【電子書籍化】どうやら魔導士さまたちに興味を持たれてしまったようです
ミーナも魔導士団での生活にすっかり慣れた。最近ではきちんと朝からフレドリックの指導を受けている。と言っても、魔導書を読み、それの解説。例の質量保存の法則についてもばっちり読んだ。だが読めば読むほど、自分の魔法が魔導書に書いてあるそれとは違うということに気づく。
「オリンさま」
ミーナの机の場所は徐々に移動していき、今ではフレドリックの側。彼とは九十度の角度をつけて置かれるようになった。

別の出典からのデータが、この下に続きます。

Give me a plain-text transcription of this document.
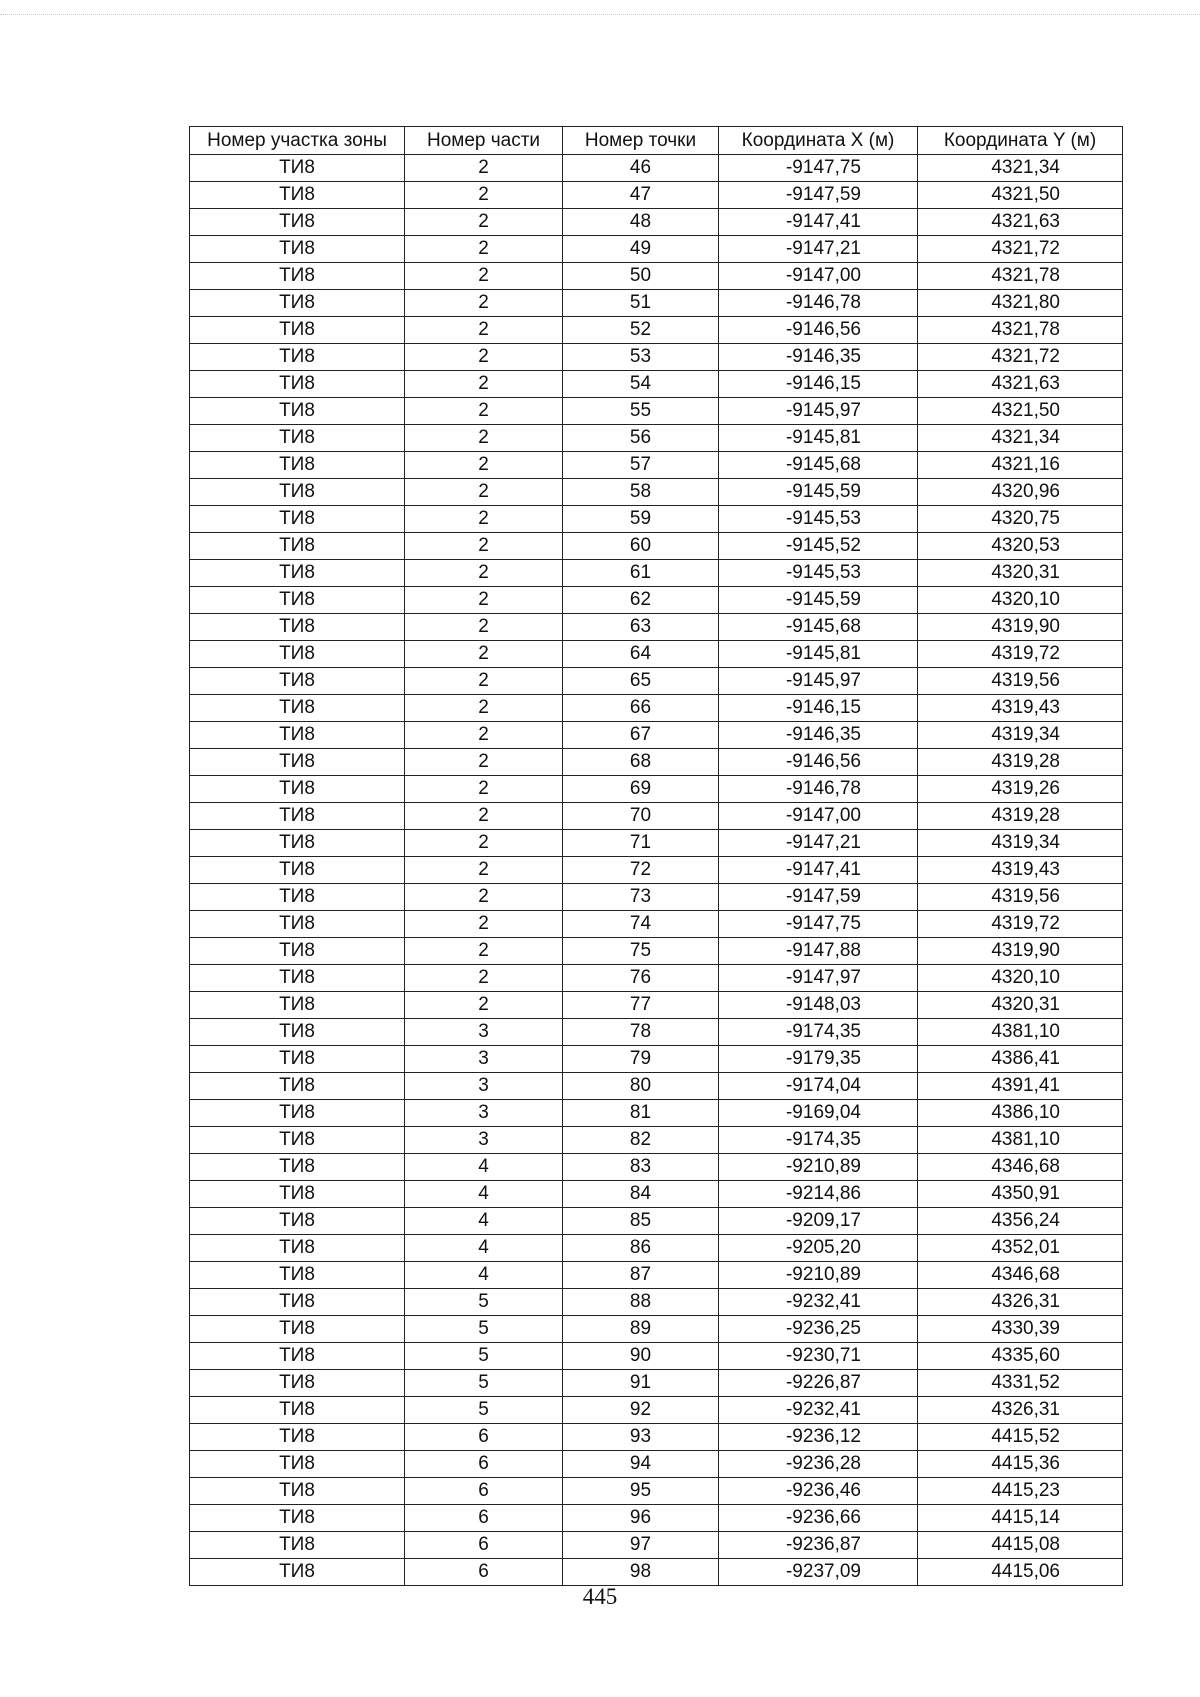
Номер участка зоны	Номер части	Номер точки	Координата X (м)	Координата Y (м)
ТИ8	2	46	-9147,75	4321,34
ТИ8	2	47	-9147,59	4321,50
ТИ8	2	48	-9147,41	4321,63
ТИ8	2	49	-9147,21	4321,72
ТИ8	2	50	-9147,00	4321,78
ТИ8	2	51	-9146,78	4321,80
ТИ8	2	52	-9146,56	4321,78
ТИ8	2	53	-9146,35	4321,72
ТИ8	2	54	-9146,15	4321,63
ТИ8	2	55	-9145,97	4321,50
ТИ8	2	56	-9145,81	4321,34
ТИ8	2	57	-9145,68	4321,16
ТИ8	2	58	-9145,59	4320,96
ТИ8	2	59	-9145,53	4320,75
ТИ8	2	60	-9145,52	4320,53
ТИ8	2	61	-9145,53	4320,31
ТИ8	2	62	-9145,59	4320,10
ТИ8	2	63	-9145,68	4319,90
ТИ8	2	64	-9145,81	4319,72
ТИ8	2	65	-9145,97	4319,56
ТИ8	2	66	-9146,15	4319,43
ТИ8	2	67	-9146,35	4319,34
ТИ8	2	68	-9146,56	4319,28
ТИ8	2	69	-9146,78	4319,26
ТИ8	2	70	-9147,00	4319,28
ТИ8	2	71	-9147,21	4319,34
ТИ8	2	72	-9147,41	4319,43
ТИ8	2	73	-9147,59	4319,56
ТИ8	2	74	-9147,75	4319,72
ТИ8	2	75	-9147,88	4319,90
ТИ8	2	76	-9147,97	4320,10
ТИ8	2	77	-9148,03	4320,31
ТИ8	3	78	-9174,35	4381,10
ТИ8	3	79	-9179,35	4386,41
ТИ8	3	80	-9174,04	4391,41
ТИ8	3	81	-9169,04	4386,10
ТИ8	3	82	-9174,35	4381,10
ТИ8	4	83	-9210,89	4346,68
ТИ8	4	84	-9214,86	4350,91
ТИ8	4	85	-9209,17	4356,24
ТИ8	4	86	-9205,20	4352,01
ТИ8	4	87	-9210,89	4346,68
ТИ8	5	88	-9232,41	4326,31
ТИ8	5	89	-9236,25	4330,39
ТИ8	5	90	-9230,71	4335,60
ТИ8	5	91	-9226,87	4331,52
ТИ8	5	92	-9232,41	4326,31
ТИ8	6	93	-9236,12	4415,52
ТИ8	6	94	-9236,28	4415,36
ТИ8	6	95	-9236,46	4415,23
ТИ8	6	96	-9236,66	4415,14
ТИ8	6	97	-9236,87	4415,08
ТИ8	6	98	-9237,09	4415,06
445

つまり、ミーナが顔をあげると右前方にフレドリックの顔がある。
「どうした」
「やっぱり、私の魔法はこの魔導書の内容と異なるんですね」
「今更、どうした?」
「いえ、読めば読むほど違うということに気づきました」
ふむ、とフレドリックは頷いた。
「今更気づいたのか、と言いたいところだが……。お前は、自分の生まれたところへ帰りたいか?」
「え?」
驚き、ミーナはフレドリックの顔を見てしまう。彼もこちらを見ている。
「前々から言っているが、お前はこの国の者ではない。魔法の性質から考えると、北側にあるコモッティ国の者である可能性が高い」
コモッティ? とミーナは口の中で呟く。聞いたことは無い。「遠いですか?」
「そうだな。ここからだと、馬で二十日ほど」
遠いじゃん、とミーナの心の中のツッコミ。
「戻りたいのか?」
フレドリックは真面目な顔をして聞いてくる。たいてい、彼の顔は真面目というか鉄面皮というか無表情なのだが。たまに、ミーナと話をするときだけ、少し笑う。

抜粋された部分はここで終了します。